The Ethical Dilemma of Overestimating AI Maturity

While more companies are realizing the value of artificial intelligence (AI) and are levering the technology to improve efficiency and bring down costs, ethical concerns continue to rise as AI takes bigger decision-making role in more industries. According to the O’Reilly 2021 AI Adoption in the Enterprise report, less than half of companies surveyed said they haven’t thought through the consequences AI products. Only organizations with matured AI practice bother to check the fairness, bias and ethics of their AI platforms. In that sense one can say that AI ethics is directly proportional to AI maturity of an organization.

The problem however is that companies often overestimate their level of maturity when it comes to responsible AI implementation. As another survey conducted by BCG GAMMA finds that 55% of all respondents overestimated the maturity of their AI program. While 26% of companies say they’ve hit scale in their AI deployment, only 12% include a responsible AI program as part of their work.

This clearly shows that organizations are overly optimistic about the maturity of their AI implementation. As Steven Mills, BCG GAMMA’s chief ethics officer and coauthor mentions, “While many organizations are making progress, it’s clear the depth and breadth of most efforts fall behind what is needed to truly ensure responsible AI – creating a major ethical dilemma in AI.”

The O’Reilly report also notes that AI implementation won’t hit maturity until ethics, safety, privacy, and security are primary rather than secondary concerns.

To support AI maturity, teams can benefit from reviewing case studies in how other organizations have managed AI implementation, believes Rachel Roumeliotis, VP of Content Strategy, O’Reilly Media.

For some companies, the ethical dimension of AI implementation hasn’t been fully thought through because they have yet to deploy at scale and reach full maturity, explains Roumeliotis. He adds that bias can seep into AI products at multiple points in the creation process from the data fueling decisions to the algorithmic training and final review stage.

Viral Thakker, Partner, Deloitte India, says, “AI ethics deal with managing ethical complexities in the age of vast amounts of data and extensive use of automation. The big issues driving this are privacy considerations, lack of transparency of “black box” AI models, bias and discrimination that may be embedded in the data, which AI algorithms learn from, as well as lack of governance and accountability.

Worldwide business spending on AI is expected to hit $50 billion this year and $110 billion annually by 2024, even after the global economic slump caused by the COVID-19 pandemic, according to a forecast by research firm IDC. Retail, healthcare and banking industries are slated to spend the maximum, said the analyst firm.

For all the good that AI can bring, policy makers and responsible tech companies must recognize, execute, and mitigate its potential unintended, harmful effects.

Praveen Kumar, Vice President, Digital & Innovations, JK Technosoft states, “Organizations should start thinking of educating and upskilling employees as AI will incorporate a great deal of work alongside human workforces. At the same time, it is of utmost importance to consider the necessary and adequate governance mechanisms carefully and proactively for ensuring ethical considerations in the deployment of responsible AI tools.”

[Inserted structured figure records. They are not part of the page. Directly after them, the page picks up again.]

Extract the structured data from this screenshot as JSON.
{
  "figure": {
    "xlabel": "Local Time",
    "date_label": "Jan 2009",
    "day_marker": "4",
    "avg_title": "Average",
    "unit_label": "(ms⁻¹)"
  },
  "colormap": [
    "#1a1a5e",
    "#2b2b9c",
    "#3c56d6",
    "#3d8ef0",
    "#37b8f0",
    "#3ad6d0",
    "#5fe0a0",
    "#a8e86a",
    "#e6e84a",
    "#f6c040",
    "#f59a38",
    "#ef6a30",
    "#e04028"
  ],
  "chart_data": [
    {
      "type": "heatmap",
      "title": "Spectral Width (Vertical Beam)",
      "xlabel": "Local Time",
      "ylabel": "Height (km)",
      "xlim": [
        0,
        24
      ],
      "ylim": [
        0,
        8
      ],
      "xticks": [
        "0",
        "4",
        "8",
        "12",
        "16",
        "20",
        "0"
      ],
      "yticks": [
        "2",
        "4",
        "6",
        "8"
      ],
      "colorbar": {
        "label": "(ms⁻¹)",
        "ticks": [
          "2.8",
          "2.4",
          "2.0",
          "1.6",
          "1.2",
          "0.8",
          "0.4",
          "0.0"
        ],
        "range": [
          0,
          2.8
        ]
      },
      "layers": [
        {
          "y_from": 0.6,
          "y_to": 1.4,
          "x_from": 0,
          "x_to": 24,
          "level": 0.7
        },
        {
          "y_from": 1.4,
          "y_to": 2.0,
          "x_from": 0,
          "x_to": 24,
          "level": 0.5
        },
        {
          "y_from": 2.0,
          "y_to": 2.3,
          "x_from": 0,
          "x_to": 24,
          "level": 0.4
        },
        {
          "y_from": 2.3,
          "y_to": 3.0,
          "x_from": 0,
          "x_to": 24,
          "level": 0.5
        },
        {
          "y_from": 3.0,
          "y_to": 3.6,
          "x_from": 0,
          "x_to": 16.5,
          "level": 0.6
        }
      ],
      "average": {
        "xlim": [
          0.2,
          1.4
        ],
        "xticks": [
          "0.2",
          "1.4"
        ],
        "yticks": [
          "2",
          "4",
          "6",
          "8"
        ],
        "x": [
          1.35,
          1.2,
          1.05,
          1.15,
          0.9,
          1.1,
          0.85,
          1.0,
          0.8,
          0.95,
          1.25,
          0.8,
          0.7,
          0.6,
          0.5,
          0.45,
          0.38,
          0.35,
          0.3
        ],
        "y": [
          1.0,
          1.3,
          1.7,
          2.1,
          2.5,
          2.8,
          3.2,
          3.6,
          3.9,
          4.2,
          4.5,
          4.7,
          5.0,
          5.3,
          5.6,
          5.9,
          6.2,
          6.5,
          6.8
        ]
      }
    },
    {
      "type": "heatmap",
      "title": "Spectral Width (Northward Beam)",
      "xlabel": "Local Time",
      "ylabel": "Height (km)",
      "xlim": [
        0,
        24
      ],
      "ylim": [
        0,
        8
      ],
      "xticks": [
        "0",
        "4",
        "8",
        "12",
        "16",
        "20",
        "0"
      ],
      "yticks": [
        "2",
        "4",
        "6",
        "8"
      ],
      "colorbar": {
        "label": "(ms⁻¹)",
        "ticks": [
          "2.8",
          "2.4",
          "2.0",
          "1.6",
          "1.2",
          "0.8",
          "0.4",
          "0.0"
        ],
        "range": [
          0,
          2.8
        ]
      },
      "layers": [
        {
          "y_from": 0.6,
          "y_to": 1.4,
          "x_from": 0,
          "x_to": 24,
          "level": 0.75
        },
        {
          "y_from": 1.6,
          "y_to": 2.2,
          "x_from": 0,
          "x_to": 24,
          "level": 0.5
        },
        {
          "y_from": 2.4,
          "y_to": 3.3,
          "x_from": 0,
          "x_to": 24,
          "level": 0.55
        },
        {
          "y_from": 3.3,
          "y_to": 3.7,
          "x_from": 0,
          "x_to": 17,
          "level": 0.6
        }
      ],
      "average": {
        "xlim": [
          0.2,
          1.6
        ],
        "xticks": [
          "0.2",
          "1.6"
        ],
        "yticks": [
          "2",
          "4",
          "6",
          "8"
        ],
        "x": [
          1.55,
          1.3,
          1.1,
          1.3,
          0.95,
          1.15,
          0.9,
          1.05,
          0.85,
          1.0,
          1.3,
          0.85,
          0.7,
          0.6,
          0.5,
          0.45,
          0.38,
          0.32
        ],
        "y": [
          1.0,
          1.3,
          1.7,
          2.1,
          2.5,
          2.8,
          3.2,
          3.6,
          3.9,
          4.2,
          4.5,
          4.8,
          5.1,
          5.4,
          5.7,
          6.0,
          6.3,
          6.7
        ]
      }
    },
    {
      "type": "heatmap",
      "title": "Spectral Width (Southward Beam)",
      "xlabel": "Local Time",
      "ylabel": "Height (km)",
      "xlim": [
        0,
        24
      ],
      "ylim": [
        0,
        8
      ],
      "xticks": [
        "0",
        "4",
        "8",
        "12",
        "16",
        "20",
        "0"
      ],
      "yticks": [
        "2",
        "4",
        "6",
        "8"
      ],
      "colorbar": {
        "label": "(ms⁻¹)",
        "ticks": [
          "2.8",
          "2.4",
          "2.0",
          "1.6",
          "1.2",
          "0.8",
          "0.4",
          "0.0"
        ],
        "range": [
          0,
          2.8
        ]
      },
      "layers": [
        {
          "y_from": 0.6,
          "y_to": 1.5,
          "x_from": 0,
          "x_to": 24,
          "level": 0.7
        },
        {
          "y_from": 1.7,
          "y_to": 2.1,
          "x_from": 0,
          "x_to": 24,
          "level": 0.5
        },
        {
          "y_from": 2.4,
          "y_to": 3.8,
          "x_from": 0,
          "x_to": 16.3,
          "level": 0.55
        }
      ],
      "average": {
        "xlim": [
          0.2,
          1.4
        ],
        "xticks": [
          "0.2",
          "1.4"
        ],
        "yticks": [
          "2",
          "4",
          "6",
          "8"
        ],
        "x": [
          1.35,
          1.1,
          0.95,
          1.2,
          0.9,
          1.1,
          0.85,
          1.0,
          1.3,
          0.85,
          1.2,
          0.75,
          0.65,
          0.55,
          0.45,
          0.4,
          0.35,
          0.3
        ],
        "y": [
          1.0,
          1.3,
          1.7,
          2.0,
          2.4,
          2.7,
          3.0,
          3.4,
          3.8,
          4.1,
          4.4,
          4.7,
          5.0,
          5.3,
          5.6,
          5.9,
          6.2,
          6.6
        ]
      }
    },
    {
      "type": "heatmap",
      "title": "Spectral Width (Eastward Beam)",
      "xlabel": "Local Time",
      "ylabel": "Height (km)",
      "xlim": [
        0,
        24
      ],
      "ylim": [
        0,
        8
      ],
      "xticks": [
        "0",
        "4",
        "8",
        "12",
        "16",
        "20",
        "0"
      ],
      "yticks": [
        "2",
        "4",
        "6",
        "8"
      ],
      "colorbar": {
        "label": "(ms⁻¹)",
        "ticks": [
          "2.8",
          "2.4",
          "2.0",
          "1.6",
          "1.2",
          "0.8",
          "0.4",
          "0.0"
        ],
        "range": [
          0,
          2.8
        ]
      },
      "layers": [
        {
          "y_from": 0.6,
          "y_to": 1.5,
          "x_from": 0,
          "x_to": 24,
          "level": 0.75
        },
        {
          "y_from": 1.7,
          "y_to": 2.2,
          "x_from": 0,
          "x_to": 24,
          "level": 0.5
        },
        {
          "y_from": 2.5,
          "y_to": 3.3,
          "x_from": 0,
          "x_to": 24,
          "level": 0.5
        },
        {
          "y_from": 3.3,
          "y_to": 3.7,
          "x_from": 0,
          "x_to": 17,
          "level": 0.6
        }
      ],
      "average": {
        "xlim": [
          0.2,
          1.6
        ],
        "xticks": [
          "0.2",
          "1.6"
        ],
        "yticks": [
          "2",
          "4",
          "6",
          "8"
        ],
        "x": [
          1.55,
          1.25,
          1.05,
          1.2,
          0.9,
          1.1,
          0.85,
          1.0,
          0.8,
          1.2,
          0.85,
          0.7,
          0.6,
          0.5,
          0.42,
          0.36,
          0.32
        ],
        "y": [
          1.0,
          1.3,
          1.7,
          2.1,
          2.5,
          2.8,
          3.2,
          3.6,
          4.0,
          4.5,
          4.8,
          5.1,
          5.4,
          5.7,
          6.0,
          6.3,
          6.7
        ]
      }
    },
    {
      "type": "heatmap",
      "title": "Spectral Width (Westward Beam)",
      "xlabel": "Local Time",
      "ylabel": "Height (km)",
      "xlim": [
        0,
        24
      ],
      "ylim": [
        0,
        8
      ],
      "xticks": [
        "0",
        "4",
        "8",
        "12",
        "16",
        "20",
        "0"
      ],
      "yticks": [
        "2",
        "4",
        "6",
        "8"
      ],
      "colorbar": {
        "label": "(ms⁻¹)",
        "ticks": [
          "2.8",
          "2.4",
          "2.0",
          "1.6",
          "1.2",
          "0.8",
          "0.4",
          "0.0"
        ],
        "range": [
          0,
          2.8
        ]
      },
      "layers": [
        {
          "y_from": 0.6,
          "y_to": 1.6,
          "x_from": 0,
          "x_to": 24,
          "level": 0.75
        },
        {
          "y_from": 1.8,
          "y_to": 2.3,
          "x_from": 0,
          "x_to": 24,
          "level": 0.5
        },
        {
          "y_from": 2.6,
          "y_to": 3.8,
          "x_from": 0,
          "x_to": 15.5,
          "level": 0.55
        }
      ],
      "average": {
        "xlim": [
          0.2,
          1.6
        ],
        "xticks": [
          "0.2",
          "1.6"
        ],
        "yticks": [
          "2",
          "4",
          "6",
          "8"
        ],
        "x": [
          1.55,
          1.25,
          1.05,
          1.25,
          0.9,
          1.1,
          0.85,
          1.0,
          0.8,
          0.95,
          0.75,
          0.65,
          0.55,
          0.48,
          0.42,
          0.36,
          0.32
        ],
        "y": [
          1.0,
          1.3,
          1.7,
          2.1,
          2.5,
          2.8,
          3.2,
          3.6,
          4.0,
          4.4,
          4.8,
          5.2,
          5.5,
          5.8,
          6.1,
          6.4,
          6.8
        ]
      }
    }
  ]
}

Already several organizations are offering programs to help employees put ethics at the core of their respective workflows. These programs are designed to empower the entire organization to think critically about every step of the process of building AI solutions, and perhaps most importantly continue advancing AI that is safe and inclusive.

A big sign in AI maturity is to grow the company’s knowledge on the subject, and nurture an organization-wide ‘ethical-first’ approach, very similar to the ‘security-first’ philosophy.

As we move forward, our reliability on AI will deepen which will inevitably cause many ethical issues, especially in industries where personal and business data is at stake Companies should therefore start thinking about how they will retrain and educate employees with regard to AI’s ethical implication.

Shreeranganath Kulkarni, Chief Delivery Officer, Birlasoft suggests that for enterprise AI to reach maturity, they should work towards an AI playbook built on the pillars of AI strategy, data, talent, technology, execution, and culture.

Organizations that are able to adapt and upgrade themselves and emerge stronger will be the ones to benefit from any kind of disruptions. In the process, they must consider carefully and proactively the necessary governance mechanisms to be used to ensure ethical considerations in the deployment of AI tools. Building trust in AI solutions and tools is vital so that businesses and individuals can benefit from its use.